I Believe in Shades of Grey

I'm not much of a believer anymore. I used to spend my days finding "causes" and "ideologies", trying to squeeze myself into them to justify my sense of purpose. I could say "hey, that's what all teens do", but most teens I've met just parrot what they're told at school, what the teacher or their parents expect to hear. I was quite rebellious against both, even (or especially) after my young punk phase.

I was into debates, you know, back then. The kind of debates where you're not supposed to care if the opinion you're supporting is actually right, and the topics are chosen because "the truth is somewhere in the middle". You're supposed to be interested in proving that you're smarter than your opponents because you can support the case in hand better than they can.

My mother was actually the poor soul that brought the Forensics trend to Greek schools back in the '80s. And since then it has taken off like a Concorde flying from Europe to America, never expected to crash, no matter if it does. Well, I'm the one who missed the flight.

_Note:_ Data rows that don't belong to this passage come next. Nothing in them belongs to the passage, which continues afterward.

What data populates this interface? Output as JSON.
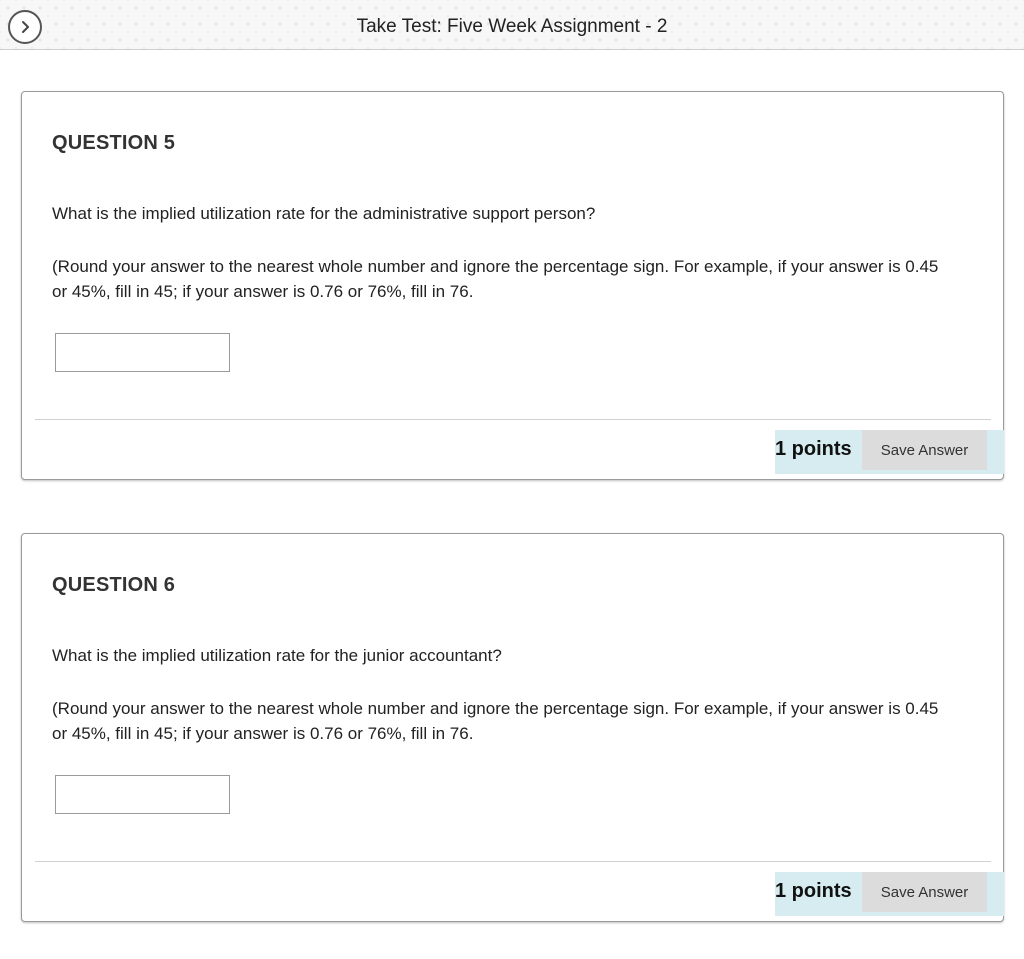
{
  "header": {
    "title": "Take Test: Five Week Assignment - 2",
    "nav_icon": "chevron-right-icon"
  },
  "questions": [
    {
      "heading": "QUESTION 5",
      "text": "What is the implied utilization rate for the administrative support person?",
      "instruction": "(Round your answer to the nearest whole number and ignore the percentage sign. For example, if your answer is 0.45 or 45%, fill in 45; if your answer is 0.76 or 76%, fill in 76.",
      "answer_value": "",
      "points": "1 points",
      "save_label": "Save Answer"
    },
    {
      "heading": "QUESTION 6",
      "text": "What is the implied utilization rate for the junior accountant?",
      "instruction": "(Round your answer to the nearest whole number and ignore the percentage sign. For example, if your answer is 0.45 or 45%, fill in 45; if your answer is 0.76 or 76%, fill in 76.",
      "answer_value": "",
      "points": "1 points",
      "save_label": "Save Answer"
    }
  ],
  "colors": {
    "footer_bg": "#d6ecf1",
    "button_bg": "#dcdcdc",
    "card_border": "#9a9a9a"
  }
}
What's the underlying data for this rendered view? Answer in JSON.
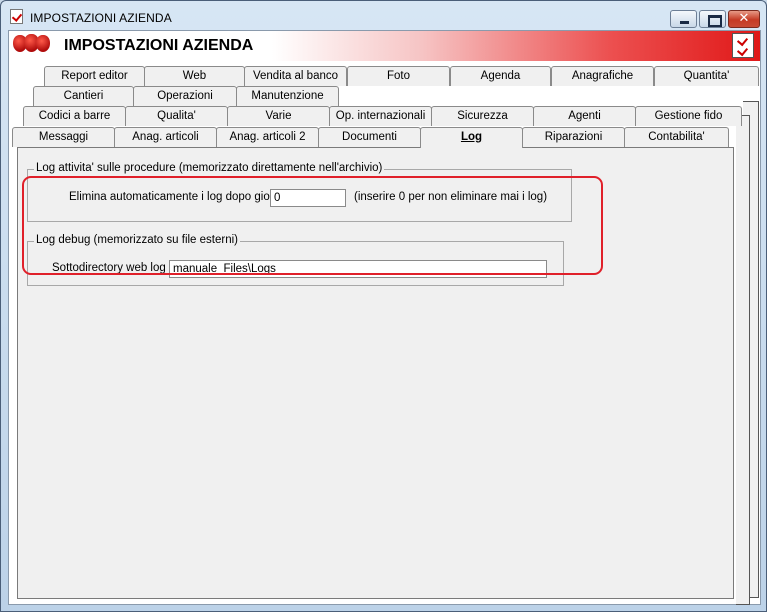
{
  "window": {
    "title": "IMPOSTAZIONI AZIENDA"
  },
  "banner": {
    "title": "IMPOSTAZIONI AZIENDA"
  },
  "tabs": {
    "row1": [
      "Report editor",
      "Web",
      "Vendita al banco",
      "Foto",
      "Agenda",
      "Anagrafiche",
      "Quantita'"
    ],
    "row2": [
      "Cantieri",
      "Operazioni",
      "Manutenzione"
    ],
    "row3": [
      "Codici a barre",
      "Qualita'",
      "Varie",
      "Op. internazionali",
      "Sicurezza",
      "Agenti",
      "Gestione fido"
    ],
    "row4": [
      "Messaggi",
      "Anag. articoli",
      "Anag. articoli 2",
      "Documenti",
      "Log",
      "Riparazioni",
      "Contabilita'"
    ],
    "active": "Log"
  },
  "log_group": {
    "legend": "Log attivita' sulle procedure (memorizzato direttamente nell'archivio)",
    "days_label": "Elimina automaticamente i log dopo giorni",
    "days_value": "0",
    "days_hint": "(inserire 0 per non eliminare mai i log)"
  },
  "debug_group": {
    "legend": "Log debug (memorizzato su file esterni)",
    "dir_label": "Sottodirectory web log :",
    "dir_value": "manuale_Files\\Logs"
  },
  "colors": {
    "highlight": "#e0202a",
    "banner_gradient_end": "#e01818"
  }
}
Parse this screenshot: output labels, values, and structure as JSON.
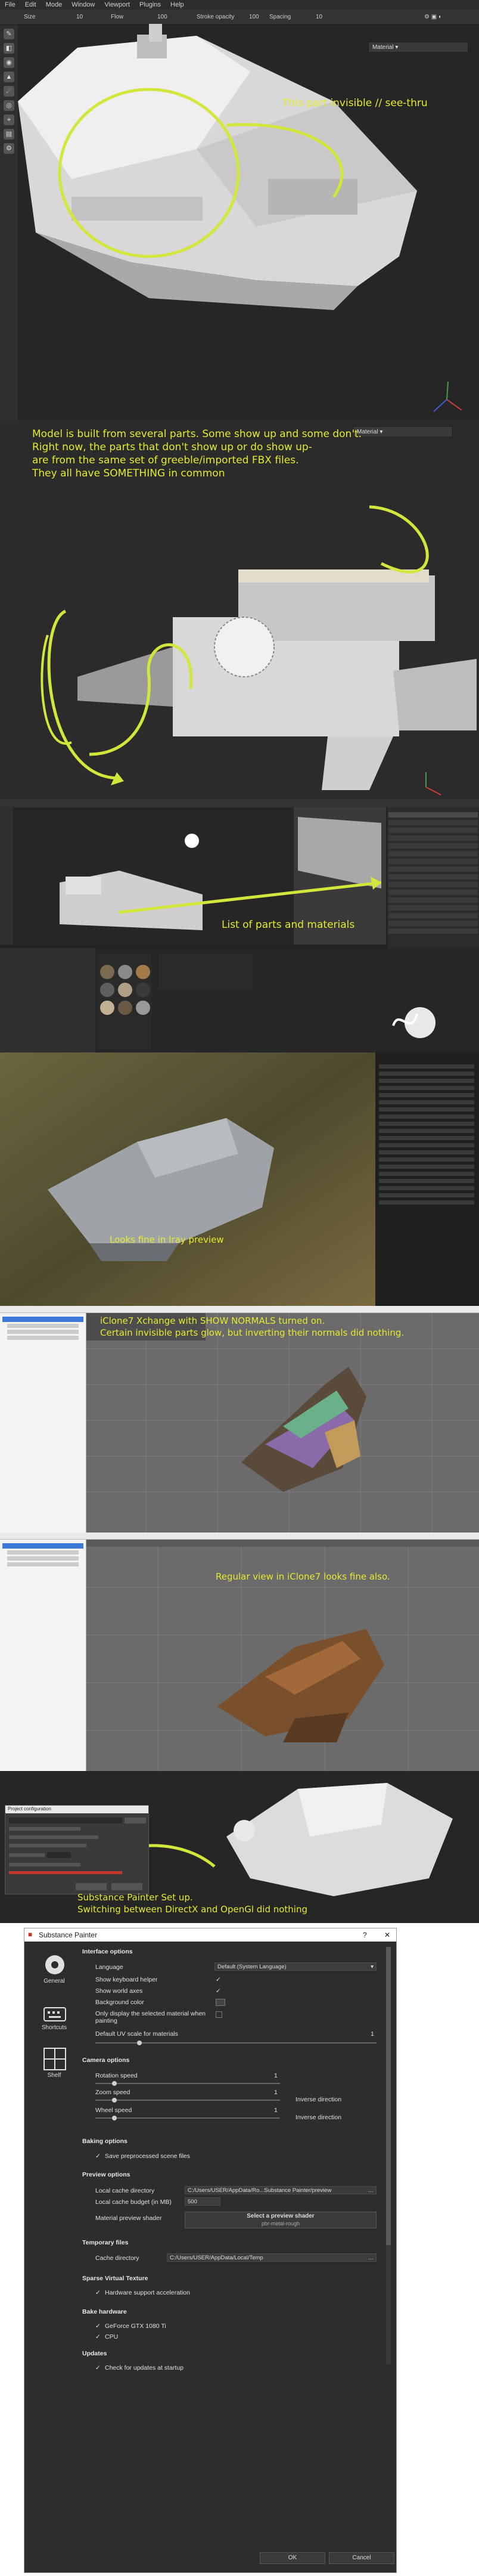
{
  "panel1": {
    "menu": [
      "File",
      "Edit",
      "Mode",
      "Window",
      "Viewport",
      "Plugins",
      "Help"
    ],
    "toolbar": {
      "size_label": "Size",
      "size_value": "10",
      "flow_label": "Flow",
      "flow_value": "100",
      "stroke_label": "Stroke opacity",
      "stroke_value": "100",
      "spacing_label": "Spacing",
      "spacing_value": "10",
      "material_select": "Material"
    },
    "annotation": "This part invisible // see-thru"
  },
  "panel2": {
    "annotation": "Model is built from several parts. Some show up and some don't.\nRight now, the parts that don't show up or do show up-\nare from the same set of greeble/imported FBX files.\nThey all have SOMETHING in common",
    "material_select": "Material"
  },
  "panel3": {
    "annotation": "List of parts and materials"
  },
  "panel4": {
    "annotation": "Looks fine in Iray preview"
  },
  "panel5": {
    "annotation": "iClone7 Xchange with SHOW NORMALS turned on.\nCertain invisible parts glow, but inverting their normals did nothing."
  },
  "panel6": {
    "annotation": "Regular view in iClone7 looks fine also."
  },
  "panel7": {
    "dialog_title": "Project configuration",
    "annotation": "Substance Painter Set up.\nSwitching between DirectX and OpenGl did nothing"
  },
  "substance": {
    "title": "Substance Painter",
    "help": "?",
    "close": "✕",
    "sidebar": [
      {
        "label": "General",
        "icon": "gear-icon"
      },
      {
        "label": "Shortcuts",
        "icon": "keyboard-icon"
      },
      {
        "label": "Shelf",
        "icon": "grid-icon"
      }
    ],
    "interface": {
      "title": "Interface options",
      "language_label": "Language",
      "language_value": "Default (System Language)",
      "show_keyboard": "Show keyboard helper",
      "show_world": "Show world axes",
      "bg_color": "Background color",
      "only_display": "Only display the selected material when painting",
      "uv_scale": "Default UV scale for materials",
      "uv_value": "1"
    },
    "camera": {
      "title": "Camera options",
      "rotation": "Rotation speed",
      "rotation_value": "1",
      "zoom": "Zoom speed",
      "zoom_value": "1",
      "wheel": "Wheel speed",
      "wheel_value": "1",
      "inverse": "Inverse direction"
    },
    "baking": {
      "title": "Baking options",
      "save": "Save preprocessed scene files"
    },
    "preview": {
      "title": "Preview options",
      "cache_dir": "Local cache directory",
      "cache_path": "C:/Users/USER/AppData/Ro...Substance Painter/preview",
      "cache_budget": "Local cache budget (in MB)",
      "budget_value": "500",
      "shader_label": "Material preview shader",
      "shader_btn": "Select a preview shader",
      "shader_sub": "pbr-metal-rough"
    },
    "temp": {
      "title": "Temporary files",
      "cache_dir": "Cache directory",
      "path": "C:/Users/USER/AppData/Local/Temp"
    },
    "svt": {
      "title": "Sparse Virtual Texture",
      "hw": "Hardware support acceleration"
    },
    "bake_hw": {
      "title": "Bake hardware",
      "gpu": "GeForce GTX 1080 Ti",
      "cpu": "CPU"
    },
    "updates": {
      "title": "Updates",
      "check": "Check for updates at startup"
    },
    "ok": "OK",
    "cancel": "Cancel",
    "check": "✓"
  }
}
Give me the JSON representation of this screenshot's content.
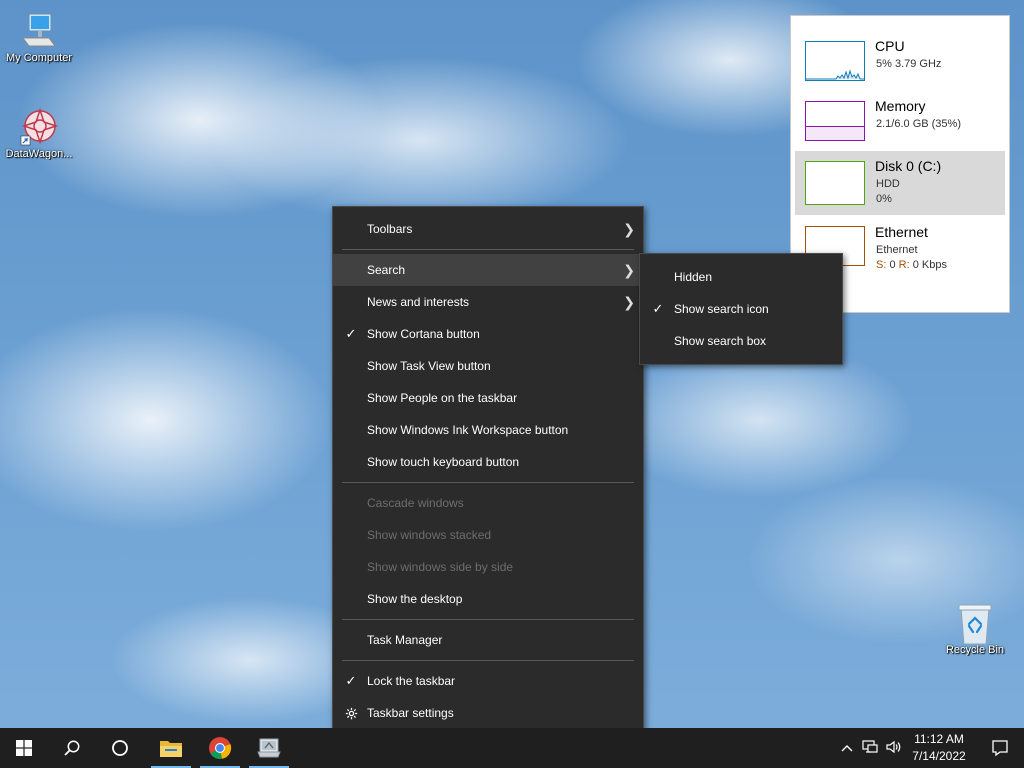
{
  "desktop": {
    "icons": [
      {
        "label": "My Computer"
      },
      {
        "label": "DataWagon..."
      },
      {
        "label": "Recycle Bin"
      }
    ]
  },
  "context_menu": {
    "items": [
      {
        "label": "Toolbars",
        "submenu": true
      },
      {
        "label": "Search",
        "submenu": true,
        "highlighted": true
      },
      {
        "label": "News and interests",
        "submenu": true
      },
      {
        "label": "Show Cortana button",
        "checked": true
      },
      {
        "label": "Show Task View button"
      },
      {
        "label": "Show People on the taskbar"
      },
      {
        "label": "Show Windows Ink Workspace button"
      },
      {
        "label": "Show touch keyboard button"
      },
      {
        "label": "Cascade windows",
        "disabled": true
      },
      {
        "label": "Show windows stacked",
        "disabled": true
      },
      {
        "label": "Show windows side by side",
        "disabled": true
      },
      {
        "label": "Show the desktop"
      },
      {
        "label": "Task Manager"
      },
      {
        "label": "Lock the taskbar",
        "checked": true
      },
      {
        "label": "Taskbar settings",
        "icon": "gear-icon"
      }
    ]
  },
  "search_submenu": {
    "items": [
      {
        "label": "Hidden"
      },
      {
        "label": "Show search icon",
        "checked": true
      },
      {
        "label": "Show search box"
      }
    ]
  },
  "performance": {
    "cpu": {
      "title": "CPU",
      "detail": "5% 3.79 GHz",
      "color": "#117dbb"
    },
    "memory": {
      "title": "Memory",
      "detail": "2.1/6.0 GB (35%)",
      "color": "#8b12ae"
    },
    "disk": {
      "title": "Disk 0 (C:)",
      "type": "HDD",
      "detail": "0%",
      "color": "#4da60c"
    },
    "ethernet": {
      "title": "Ethernet",
      "name": "Ethernet",
      "send_label": "S:",
      "send": "0",
      "recv_label": "R:",
      "recv": "0 Kbps",
      "color": "#a74f01"
    }
  },
  "taskbar": {
    "icons": [
      "start-icon",
      "search-icon",
      "cortana-icon",
      "file-explorer-icon",
      "chrome-icon",
      "app-icon"
    ],
    "clock": {
      "time": "11:12 AM",
      "date": "7/14/2022"
    }
  }
}
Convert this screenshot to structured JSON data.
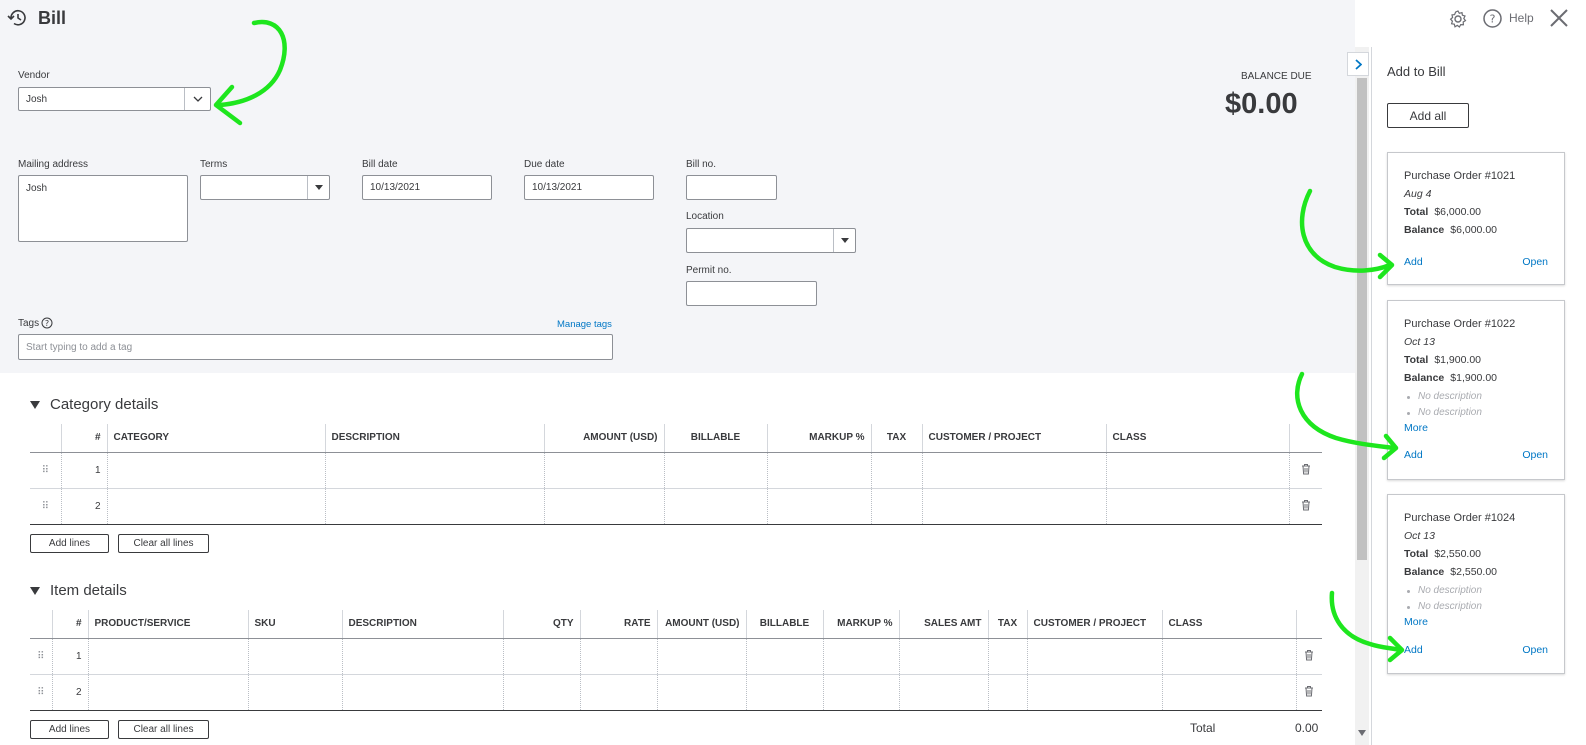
{
  "title": "Bill",
  "header": {
    "help_label": "Help"
  },
  "vendor": {
    "label": "Vendor",
    "value": "Josh"
  },
  "balance": {
    "label": "BALANCE DUE",
    "value": "$0.00"
  },
  "form": {
    "mailing_label": "Mailing address",
    "mailing_value": "Josh",
    "terms_label": "Terms",
    "terms_value": "",
    "bill_date_label": "Bill date",
    "bill_date_value": "10/13/2021",
    "due_date_label": "Due date",
    "due_date_value": "10/13/2021",
    "bill_no_label": "Bill no.",
    "bill_no_value": "",
    "location_label": "Location",
    "location_value": "",
    "permit_label": "Permit no.",
    "permit_value": "",
    "tags_label": "Tags",
    "manage_tags": "Manage tags",
    "tags_placeholder": "Start typing to add a tag"
  },
  "category": {
    "heading": "Category details",
    "columns": [
      "#",
      "CATEGORY",
      "DESCRIPTION",
      "AMOUNT (USD)",
      "BILLABLE",
      "MARKUP %",
      "TAX",
      "CUSTOMER / PROJECT",
      "CLASS"
    ],
    "rows": [
      "1",
      "2"
    ],
    "add_lines": "Add lines",
    "clear_lines": "Clear all lines"
  },
  "items": {
    "heading": "Item details",
    "columns": [
      "#",
      "PRODUCT/SERVICE",
      "SKU",
      "DESCRIPTION",
      "QTY",
      "RATE",
      "AMOUNT (USD)",
      "BILLABLE",
      "MARKUP %",
      "SALES AMT",
      "TAX",
      "CUSTOMER / PROJECT",
      "CLASS"
    ],
    "rows": [
      "1",
      "2"
    ],
    "add_lines": "Add lines",
    "clear_lines": "Clear all lines",
    "total_label": "Total",
    "total_value": "0.00"
  },
  "sidebar": {
    "title": "Add to Bill",
    "add_all": "Add all",
    "cards": [
      {
        "title": "Purchase Order #1021",
        "date": "Aug 4",
        "total_label": "Total",
        "total": "$6,000.00",
        "balance_label": "Balance",
        "balance": "$6,000.00",
        "descriptions": [],
        "more": "",
        "add": "Add",
        "open": "Open"
      },
      {
        "title": "Purchase Order #1022",
        "date": "Oct 13",
        "total_label": "Total",
        "total": "$1,900.00",
        "balance_label": "Balance",
        "balance": "$1,900.00",
        "descriptions": [
          "No description",
          "No description"
        ],
        "more": "More",
        "add": "Add",
        "open": "Open"
      },
      {
        "title": "Purchase Order #1024",
        "date": "Oct 13",
        "total_label": "Total",
        "total": "$2,550.00",
        "balance_label": "Balance",
        "balance": "$2,550.00",
        "descriptions": [
          "No description",
          "No description"
        ],
        "more": "More",
        "add": "Add",
        "open": "Open"
      }
    ]
  },
  "colors": {
    "annotation": "#1ee61e",
    "link": "#0077c5",
    "text": "#393a3d"
  },
  "icons": [
    "history-icon",
    "gear-icon",
    "help-icon",
    "close-icon",
    "chevron-right-icon",
    "chevron-down-icon",
    "caret-down-icon",
    "drag-handle-icon",
    "trash-icon",
    "info-icon"
  ]
}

I'm the one who believes in finding the actual CMYK shade of grey where the truth can be found. I'm the one who believes in applying the extra effort in actually finding why, how, if or for whom. And I'm the one who believes that opinions are colour-blind in this respect, and that these shades of grey are actually shades of the colour of one's being.

Let me explain. If each person sees the truth, on any subject, as a shade of grey - with black and white being the extreme shades, obviously - and places himself at that exact point where that shade of grey can be found in the palette, opinion-wise, then how come nobody ever agrees 100% with someone else on a single subject?
My answer to that: each person is a colour. One of the 64mb and more of colours in the human palette. And the shade of grey they are able to support is the one that corresponds to the lightness of their opinion.
But, as I said, opinions are colour-blind. There are more parameters that can change amongst real people, all facts considered. The hue of one's colour defines who one is, with one's background, experiences, education and personal preferences. The saturation depends on one's mood at the time of voicing the opinion. And then one can add filters based on what one thinks others want to hear, or how one decides to express the opinion, or whatever else. And the brightness... well, that's self-explanatory.
But people only band together in ideological colour swatches depending on one of these parameters. And, more often than not, their colours clash.

So, you ask, what happens when you mix these colours together? Sometimes you get a prettier colour, or a colour that's less impressive but more-or-less acceptable. And sometimes you get ugly colours, like the colour of freshly-spewed vomit after a pub crawl, or various shades of diarrhoea.

And most certainly - a fact that seems strange in colour theory but one has to accept it as a fact of life - if enough colours mix together, or if bright enough colours clash, there is a single colour that emerges from the union: the eerie off-black colour of dried human blood.

OK, so all this was a cheap metaphor for war. Still, what I wanted to get to was this: Incurably creative-minded as I am, I plan to spend the rest of my life exploring swatches of human colours, finding beauty inherent in most of them, understanding the essence of some, mixing a few together socially and trying to pinpoint a spot in the grand palette where the ultimate truth lies. And, for all I know, it's not even in my colour range.